The city councillor focused on education and inequality, two familiar themes, in his opening salvo in Roxbury.

Photo by Kyle Clauss

Jackson and his mother, Rosa. Photo by Kyle Clauss

If there’s enough daylight between Tito Jackson and Marty Walsh, the Roxbury councillor is betting everything it lay to the left.

Jackson formally announced his mayoral bid Thursday afternoon outside the Haley House Cafe and Bakery in Dudley Square. Without ever mentioning his name, Jackson painted Walsh as a disappointment more concerned with big business than the grinding income inequality boring a hole where the city’s middle class ought to be.

“It is time that we have a mayor who spends as much time in uptown as he does in downtown, who spends more time thinking about and investing in neighborhoods and communities than focusing on City Hall Plaza,” Jackson said. “It is time that we have a mayor who has a backbone to stand up to business proposals that would ruin our strong financial position, such as Boston 2024 or Indycar.”

Jackson, introduced by his mother Rosa, touched on all the progressive causes that have colored his five years on the City Council. He lavished praise on the students who protested budget cuts during last year’s Boston Public Schools walkouts. He derided the tax incentives that brought General Electric to Boston, the crowning achievement of Walsh’s first term.

“If folks want a helipad, they can build it on their own,” he said.

It’s no secret Jackson faces an uphill battle. Considering the high ground afforded him under the city charter, the historical near-invincibility of our incumbents, and a campaign war chest that runneth over, it isn’t unreasonable to say the race is Walsh’s to lose. If Thursday’s remarks offer any indication of what’s to come, Jackson will use as a cudgel the same development boom that Walsh will likely hold up as a sign of prosperity under his fledgling reign.

“Across the city, gentrification has become a neighborhood norm,” Jackson said. “We seem to be judging our success by the number of million-dollar condos, skyscrapers, and publicly funded helipads that are being built rather than the mobility of our families, and the percentage of them who are managing to escape poverty.”
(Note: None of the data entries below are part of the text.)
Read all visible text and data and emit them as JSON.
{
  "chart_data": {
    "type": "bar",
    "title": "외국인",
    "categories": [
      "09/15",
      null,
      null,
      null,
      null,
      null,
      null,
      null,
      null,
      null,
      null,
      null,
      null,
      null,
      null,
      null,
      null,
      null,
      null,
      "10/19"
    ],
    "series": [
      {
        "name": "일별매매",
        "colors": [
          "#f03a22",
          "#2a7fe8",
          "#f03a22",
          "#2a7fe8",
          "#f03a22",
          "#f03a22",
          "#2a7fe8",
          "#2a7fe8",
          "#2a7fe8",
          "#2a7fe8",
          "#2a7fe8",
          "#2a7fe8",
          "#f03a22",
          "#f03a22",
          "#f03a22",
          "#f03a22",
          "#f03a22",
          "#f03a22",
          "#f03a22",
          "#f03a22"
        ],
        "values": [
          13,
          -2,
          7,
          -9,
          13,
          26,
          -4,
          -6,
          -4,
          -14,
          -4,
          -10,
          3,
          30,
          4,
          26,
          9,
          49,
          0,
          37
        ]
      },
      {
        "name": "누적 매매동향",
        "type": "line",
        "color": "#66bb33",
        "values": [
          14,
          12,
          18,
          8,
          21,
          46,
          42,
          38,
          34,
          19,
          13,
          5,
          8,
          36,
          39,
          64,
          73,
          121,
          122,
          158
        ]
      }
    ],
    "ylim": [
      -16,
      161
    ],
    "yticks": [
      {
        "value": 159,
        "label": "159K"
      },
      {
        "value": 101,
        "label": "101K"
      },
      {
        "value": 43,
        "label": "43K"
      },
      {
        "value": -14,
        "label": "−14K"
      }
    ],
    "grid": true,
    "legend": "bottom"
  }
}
Walsh happened to be in the neighborhood around the time Jackson took the stage, visiting the Boston Police Department’s Roxbury headquarters to announce a new mentoring program. As the mayor prepares for his fourth State of the City next week, the full Shakespearean drama of 2017 becomes apparent once one considers last year’s address at Symphony Hall, attended by GE execs and protested by frostbitten BPS teachers.

In his speech, Walsh announced a new special planning area, granting the Boston Planning and Development Agency (née BRA) dominion over Dudley Square in the heart of Jackson’s district. This move, taken as a slight by an incensed Jackson, could very well have sealed the 41-year-old’s candidacy.